— Par Serge Letchimy —
Sans intérêt sécuritaire avéré, l’instauration de la déchéance de nationalité se présente aux dires mêmes de ses initiateurs comme une mesure essentiellement « symbolique » . Inscrivant de fait, dans les textes, une distinction fondamentale entre Français de naissance à raison de leurs origines, de très nombreux binationaux, de fait ou de droit, ont ressenti cette mesure comme une atteinte à leur dignité et à leur légitimité. Historiquement proposée par la droite ou l’extrême droite, cette mesure est perçue comme la réminiscence d’une inspiration essentialiste de l’identité nationale française dont la République n’a jamais réussi à se défaire totalement. Or ce modèle dépassé semble méconnaître le pluralisme fondamental du corps social dont la négation ne peut avoir que des effets destructeurs, aussi bien pour la cohésion nationale que pour la sécurité collective.

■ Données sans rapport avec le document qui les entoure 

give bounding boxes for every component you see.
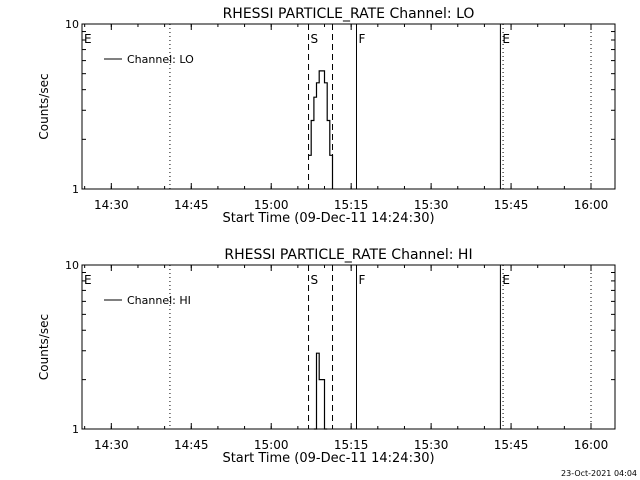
x-tick-label: 15:00: [254, 198, 289, 212]
x-tick-label: 15:15: [334, 198, 369, 212]
series-line-0: [313, 352, 328, 430]
marker-label: S: [311, 273, 319, 287]
x-tick-label: 14:45: [174, 198, 209, 212]
plot-frame: [81, 264, 616, 430]
marker-label: E: [502, 32, 510, 46]
y-tick-label: 1: [72, 183, 79, 196]
marker-label: F: [358, 273, 365, 287]
y-tick-label: 10: [65, 259, 79, 272]
y-tick-label: 1: [72, 423, 79, 436]
x-tick-label: 14:45: [174, 438, 209, 452]
plot-0: RHESSI PARTICLE_RATE Channel: LO 1 10 Count…: [37, 6, 616, 226]
x-tick-label: 15:00: [254, 438, 289, 452]
legend-label: Channel: LO: [127, 53, 194, 66]
x-tick-label: 14:30: [94, 198, 129, 212]
series-line-0: [308, 70, 334, 189]
plot-frame: [81, 23, 616, 190]
marker-label: F: [358, 32, 365, 46]
x-axis-label: Start Time (09-Dec-11 14:24:30): [222, 211, 434, 226]
x-tick-label: 15:30: [414, 438, 449, 452]
legend-label: Channel: HI: [127, 294, 191, 307]
chart-title: RHESSI PARTICLE_RATE Channel: HI: [224, 247, 472, 263]
x-tick-label: 15:15: [334, 438, 369, 452]
x-axis-label: Start Time (09-Dec-11 14:24:30): [222, 451, 434, 466]
y-axis-label: Counts/sec: [37, 314, 51, 380]
marker-label: E: [84, 273, 92, 287]
x-tick-label: 16:00: [574, 198, 609, 212]
footer-timestamp: 23-Oct-2021 04:04: [561, 469, 637, 478]
x-tick-label: 15:45: [494, 198, 529, 212]
x-tick-label: 16:00: [574, 438, 609, 452]
marker-label: E: [84, 32, 92, 46]
marker-label: S: [311, 32, 319, 46]
marker-label: E: [502, 273, 510, 287]
plot-1: RHESSI PARTICLE_RATE Channel: HI 1 10 Count…: [37, 247, 616, 466]
y-axis-label: Counts/sec: [37, 73, 51, 139]
x-tick-label: 14:30: [94, 438, 129, 452]
chart-title: RHESSI PARTICLE_RATE Channel: LO: [223, 6, 475, 22]
y-tick-label: 10: [65, 18, 79, 31]
x-tick-label: 15:45: [494, 438, 529, 452]
x-tick-label: 15:30: [414, 198, 449, 212]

Ce pluralisme est une réalité contemporaine à laquelle nous autres Antillais demeurons très sensibles. Les sociétés caribéennes sont en effet de multi-appartenances. Multiplicité des origines. Multiplicité des langues. Multiplicité des ancêtres partagés. Multiplicité des phénotypes. Multiplicités des dynamiques identitaires et culturelles. Notre unité s’articule sur la multiplicité d’un archipel et de ses solidarités continentales.